The Government of Ghana has released US$300 million to fulfill coupon payment obligations to Eurobond holders today, July 3, 2025.
According to information gathered by Joy Business, the Ghana cedi component of the payment had already been disbursed to the Bank of Ghana, which is responsible for executing the payment through its corresponding banks in Europe and the United States. The disbursement is being processed for bondholders who agreed to the country’s Eurobond debt restructuring programme.
The payments are being made from the Debt Service Account, a fund created specifically to manage coupon payments to Eurobond investors.
Sources indicate that another round of payments is scheduled for August 2025, as the government continues to meet its restructured debt obligations.
Background
In October 2024, the Government of Ghana resumed servicing its Eurobond debt after reaching a restructuring agreement with bondholders. As part of the initial settlement, US$520 million was paid last year, which included US$120 million in consent fees for bondholders who agreed to exchange their old bonds for new instruments under revised terms.
The John Mahama administration, which took office in January 2025, has continued with the debt servicing plan.
The government successfully concluded the Eurobond Debt Exchange Programme last year, with nearly 100% participation from bondholders. This restructuring affected approximately US$13 billion in Eurobond liabilities and allowed the country to restart debt servicing in a sustainable manner.
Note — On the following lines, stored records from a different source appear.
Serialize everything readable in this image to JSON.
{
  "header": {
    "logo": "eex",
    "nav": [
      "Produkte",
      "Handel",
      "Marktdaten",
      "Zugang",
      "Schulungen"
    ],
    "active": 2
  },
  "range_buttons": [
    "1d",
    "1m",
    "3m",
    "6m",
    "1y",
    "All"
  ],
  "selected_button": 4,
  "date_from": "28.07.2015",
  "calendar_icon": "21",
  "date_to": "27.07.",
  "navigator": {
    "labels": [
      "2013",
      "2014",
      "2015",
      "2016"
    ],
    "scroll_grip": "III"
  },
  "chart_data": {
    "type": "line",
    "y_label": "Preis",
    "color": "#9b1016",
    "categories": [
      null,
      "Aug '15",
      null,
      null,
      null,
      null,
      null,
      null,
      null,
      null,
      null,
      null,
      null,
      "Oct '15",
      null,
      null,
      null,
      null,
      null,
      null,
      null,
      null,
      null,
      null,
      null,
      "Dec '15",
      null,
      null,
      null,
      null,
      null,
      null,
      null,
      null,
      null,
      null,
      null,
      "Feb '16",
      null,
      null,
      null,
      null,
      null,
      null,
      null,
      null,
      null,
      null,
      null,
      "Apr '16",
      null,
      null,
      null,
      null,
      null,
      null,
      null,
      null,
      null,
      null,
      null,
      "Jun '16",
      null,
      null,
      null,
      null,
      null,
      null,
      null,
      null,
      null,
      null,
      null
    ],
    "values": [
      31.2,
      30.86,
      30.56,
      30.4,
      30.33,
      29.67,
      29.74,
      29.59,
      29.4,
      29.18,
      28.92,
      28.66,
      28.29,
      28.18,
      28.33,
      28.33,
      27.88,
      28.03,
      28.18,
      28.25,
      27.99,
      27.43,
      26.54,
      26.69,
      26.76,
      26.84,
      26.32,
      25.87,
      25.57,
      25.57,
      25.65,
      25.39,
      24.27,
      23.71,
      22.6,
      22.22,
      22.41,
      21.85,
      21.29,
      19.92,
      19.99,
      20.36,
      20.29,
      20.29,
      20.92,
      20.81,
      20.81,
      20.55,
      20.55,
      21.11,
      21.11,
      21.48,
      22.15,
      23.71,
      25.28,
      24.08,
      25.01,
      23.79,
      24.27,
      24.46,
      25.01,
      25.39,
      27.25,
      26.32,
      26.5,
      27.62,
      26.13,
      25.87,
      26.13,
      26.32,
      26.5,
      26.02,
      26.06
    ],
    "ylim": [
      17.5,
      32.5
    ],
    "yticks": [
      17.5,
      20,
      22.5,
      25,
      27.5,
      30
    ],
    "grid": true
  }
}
While the focus currently remains on private and commercial bondholders, repayments to bilateral creditors are expected to commence in 2026.
Market Impact
Financial analysts say Ghana’s consistent efforts to honor its restructured debt obligations could positively impact the country’s sovereign credit ratings in the near future. This marks the third major payment made by the government since the restructuring deal was finalized.
Observers also note that the development may help improve investor confidence, reduce Ghana’s cost of borrowing, and enhance the country’s overall risk profile.
These developments come alongside ongoing fiscal consolidation measures and strong performance under the International Monetary Fund (IMF) programme, both of which are contributing to improved economic stability and policy credibility.